Y cuánto más culpable se sentía, más pequeño se veía a sí mismo. De
repente, experimentó la angustiosa sensación de estar empequeñeciendo. Él cada
vez se hacía más diminuto, mientras la furiosa mujer se agigantaba en la misma
proporción en que él menguaba. Tras unos
vertiginosos instantes de encogimiento anatómico, alcanzó el mismo tamaño de un
insecto. Con los ojos dilatados por el pavor, levantó la vista. Ante él, se
erguía, indiscutiblemente poderosa, la mole de la chilena. Sus brazos se agitaban violentamente, engendrando corrientes de aires que despeinaban los cabellos del argentino.
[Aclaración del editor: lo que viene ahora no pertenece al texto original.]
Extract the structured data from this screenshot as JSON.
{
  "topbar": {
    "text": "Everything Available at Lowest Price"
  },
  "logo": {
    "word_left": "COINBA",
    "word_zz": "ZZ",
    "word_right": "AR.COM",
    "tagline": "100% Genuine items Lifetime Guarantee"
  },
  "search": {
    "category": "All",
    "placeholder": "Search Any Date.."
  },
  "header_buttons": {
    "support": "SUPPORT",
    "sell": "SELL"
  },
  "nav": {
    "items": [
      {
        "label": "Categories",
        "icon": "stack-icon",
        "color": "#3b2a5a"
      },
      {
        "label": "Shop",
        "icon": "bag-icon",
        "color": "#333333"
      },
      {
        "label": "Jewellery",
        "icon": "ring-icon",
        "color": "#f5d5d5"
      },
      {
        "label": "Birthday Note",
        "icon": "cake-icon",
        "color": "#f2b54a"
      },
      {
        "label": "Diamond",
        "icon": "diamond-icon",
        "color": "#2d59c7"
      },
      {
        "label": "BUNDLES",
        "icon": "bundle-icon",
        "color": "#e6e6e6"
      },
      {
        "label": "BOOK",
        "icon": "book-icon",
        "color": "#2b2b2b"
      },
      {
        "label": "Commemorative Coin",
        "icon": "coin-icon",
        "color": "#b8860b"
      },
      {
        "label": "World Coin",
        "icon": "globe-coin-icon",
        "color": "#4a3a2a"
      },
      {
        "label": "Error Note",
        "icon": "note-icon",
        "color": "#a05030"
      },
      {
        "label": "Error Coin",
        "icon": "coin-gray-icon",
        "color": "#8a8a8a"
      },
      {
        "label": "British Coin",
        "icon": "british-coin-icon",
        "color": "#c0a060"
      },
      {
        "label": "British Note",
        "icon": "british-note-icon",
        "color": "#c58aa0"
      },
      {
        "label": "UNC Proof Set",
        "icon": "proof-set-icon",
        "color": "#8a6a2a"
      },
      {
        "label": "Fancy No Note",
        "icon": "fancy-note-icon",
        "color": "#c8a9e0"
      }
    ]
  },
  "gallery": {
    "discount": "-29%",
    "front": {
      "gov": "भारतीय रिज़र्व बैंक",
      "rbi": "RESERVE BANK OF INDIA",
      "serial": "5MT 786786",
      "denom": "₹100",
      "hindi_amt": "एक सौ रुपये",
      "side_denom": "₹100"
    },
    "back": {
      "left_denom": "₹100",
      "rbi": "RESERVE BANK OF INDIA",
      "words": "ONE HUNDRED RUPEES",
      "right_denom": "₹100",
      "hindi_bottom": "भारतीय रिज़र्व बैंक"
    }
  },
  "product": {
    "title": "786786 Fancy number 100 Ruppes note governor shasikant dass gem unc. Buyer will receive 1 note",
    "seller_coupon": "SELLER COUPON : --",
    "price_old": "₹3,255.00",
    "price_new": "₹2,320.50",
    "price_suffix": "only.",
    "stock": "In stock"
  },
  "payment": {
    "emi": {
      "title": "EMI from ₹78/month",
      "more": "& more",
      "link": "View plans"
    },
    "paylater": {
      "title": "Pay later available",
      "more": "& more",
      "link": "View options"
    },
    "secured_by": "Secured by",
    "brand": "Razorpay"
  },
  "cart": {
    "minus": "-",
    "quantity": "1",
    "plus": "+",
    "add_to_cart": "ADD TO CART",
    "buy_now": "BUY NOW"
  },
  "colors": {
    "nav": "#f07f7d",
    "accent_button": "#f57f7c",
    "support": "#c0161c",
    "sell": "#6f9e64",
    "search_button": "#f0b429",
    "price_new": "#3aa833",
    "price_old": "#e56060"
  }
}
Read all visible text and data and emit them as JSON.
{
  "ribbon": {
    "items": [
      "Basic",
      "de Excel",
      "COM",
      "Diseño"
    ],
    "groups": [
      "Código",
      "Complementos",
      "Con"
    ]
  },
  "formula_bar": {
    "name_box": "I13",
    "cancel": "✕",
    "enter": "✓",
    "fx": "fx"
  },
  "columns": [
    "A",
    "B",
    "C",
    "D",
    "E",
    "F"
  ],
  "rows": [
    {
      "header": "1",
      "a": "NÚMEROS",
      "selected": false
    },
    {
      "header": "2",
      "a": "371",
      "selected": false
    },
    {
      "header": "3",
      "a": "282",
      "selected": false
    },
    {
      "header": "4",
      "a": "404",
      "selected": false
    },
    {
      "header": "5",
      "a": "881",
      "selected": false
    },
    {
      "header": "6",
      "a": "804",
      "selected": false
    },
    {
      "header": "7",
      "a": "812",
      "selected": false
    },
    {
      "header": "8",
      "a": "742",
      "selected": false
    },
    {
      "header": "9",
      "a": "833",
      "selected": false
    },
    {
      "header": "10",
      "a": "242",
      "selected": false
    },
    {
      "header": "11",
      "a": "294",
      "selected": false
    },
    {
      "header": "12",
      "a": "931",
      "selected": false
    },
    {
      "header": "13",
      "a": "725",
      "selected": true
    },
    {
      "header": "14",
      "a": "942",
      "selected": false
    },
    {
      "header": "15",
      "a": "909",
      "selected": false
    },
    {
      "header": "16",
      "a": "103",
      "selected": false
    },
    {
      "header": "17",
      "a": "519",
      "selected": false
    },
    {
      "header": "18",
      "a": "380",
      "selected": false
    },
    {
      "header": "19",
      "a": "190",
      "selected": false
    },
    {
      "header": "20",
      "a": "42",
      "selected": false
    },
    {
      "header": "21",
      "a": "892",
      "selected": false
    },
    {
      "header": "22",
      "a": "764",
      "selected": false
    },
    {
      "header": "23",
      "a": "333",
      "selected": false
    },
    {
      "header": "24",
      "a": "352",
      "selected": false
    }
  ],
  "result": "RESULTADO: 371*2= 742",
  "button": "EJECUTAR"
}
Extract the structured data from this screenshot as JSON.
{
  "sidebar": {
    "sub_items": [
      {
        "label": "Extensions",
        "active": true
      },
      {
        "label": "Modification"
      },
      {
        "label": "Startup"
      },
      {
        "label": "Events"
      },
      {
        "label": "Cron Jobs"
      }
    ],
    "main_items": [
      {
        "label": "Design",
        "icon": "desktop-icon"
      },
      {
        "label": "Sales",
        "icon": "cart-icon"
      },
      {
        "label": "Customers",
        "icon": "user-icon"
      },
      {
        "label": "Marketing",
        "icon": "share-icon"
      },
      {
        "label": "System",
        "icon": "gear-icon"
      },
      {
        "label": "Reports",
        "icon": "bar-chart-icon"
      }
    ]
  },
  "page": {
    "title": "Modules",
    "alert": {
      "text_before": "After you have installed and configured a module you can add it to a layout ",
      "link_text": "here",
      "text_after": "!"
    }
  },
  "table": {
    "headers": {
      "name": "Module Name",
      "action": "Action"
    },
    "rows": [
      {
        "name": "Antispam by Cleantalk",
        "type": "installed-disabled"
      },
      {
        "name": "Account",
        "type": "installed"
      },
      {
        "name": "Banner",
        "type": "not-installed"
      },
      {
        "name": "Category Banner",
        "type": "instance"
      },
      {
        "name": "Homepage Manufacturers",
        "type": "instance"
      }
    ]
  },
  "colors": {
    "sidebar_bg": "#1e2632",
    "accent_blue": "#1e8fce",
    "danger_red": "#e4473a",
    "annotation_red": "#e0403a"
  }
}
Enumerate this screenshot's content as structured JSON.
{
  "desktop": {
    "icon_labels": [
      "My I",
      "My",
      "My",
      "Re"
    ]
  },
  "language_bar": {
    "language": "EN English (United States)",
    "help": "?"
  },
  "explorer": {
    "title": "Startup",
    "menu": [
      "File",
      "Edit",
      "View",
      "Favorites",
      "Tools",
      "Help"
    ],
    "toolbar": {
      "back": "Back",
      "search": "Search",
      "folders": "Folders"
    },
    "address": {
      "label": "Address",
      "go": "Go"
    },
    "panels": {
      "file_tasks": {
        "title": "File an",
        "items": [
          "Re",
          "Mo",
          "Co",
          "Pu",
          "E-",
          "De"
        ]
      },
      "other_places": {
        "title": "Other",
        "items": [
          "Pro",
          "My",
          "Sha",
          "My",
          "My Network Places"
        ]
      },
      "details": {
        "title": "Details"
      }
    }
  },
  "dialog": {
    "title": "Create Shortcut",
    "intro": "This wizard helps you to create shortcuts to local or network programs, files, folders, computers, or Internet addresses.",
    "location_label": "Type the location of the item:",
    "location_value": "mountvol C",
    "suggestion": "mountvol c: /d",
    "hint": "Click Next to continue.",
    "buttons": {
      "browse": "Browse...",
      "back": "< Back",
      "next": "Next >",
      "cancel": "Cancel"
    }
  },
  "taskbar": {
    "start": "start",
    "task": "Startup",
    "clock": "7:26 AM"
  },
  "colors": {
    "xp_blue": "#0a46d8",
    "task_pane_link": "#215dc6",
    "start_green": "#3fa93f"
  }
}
De repente, unos crujidos procedentes de la esquina de la habitación, alarmaron a éste. Se trataba de una cucaracha que, asustada por los alaridos de la mujer, se apresuraba a esconderse en algún agujero. Justo al pasar el bicho por el lado del argentino, éste se dio cuenta de la magnitud de su pequeñez. Aunque sintió como el instinto de supervivencia le inducía a ponerse a salvo, siguiendo el ejemplo de la cucaracha, una fuerza casi irresistible, de mucha mayor entidad que la anterior, proveniente de sus más turbias profundidades, lo mantuvo paralizado. Su alucinada mente escuchó, con una nitidez escalofriante, cómo la giganta le reprendía:
n
Beto, sos un diablillo. Mamá está muy enojada con vos, y cuando mamá
se enoja ya sabés lo que te toca… Mamá te va enseñar, a zapatazo limpio, a no
volverla a enojar…
n
mamà, mamà, por favor, no me des con el zapato,
no volveré a portarme mal, mamà, mamà…
n
no hay mamà que valga, niño malo, ahora mamá, tu
mamá, te va a dar una buena tanda de
zapatazos, vas a ver de lo que es capaz mamá cuando está enojada…
Incluso cuando la gigantesca
figura de delante de él alzó el pie para aplastarlo, el argentino, como
hechizado por las palabras que acababa de oír, permaneció insólitamente
inmóvil, como si deseara ser exterminado.
Tras un aterrador golpe, el
silencio volvió a apoderarse del hostal.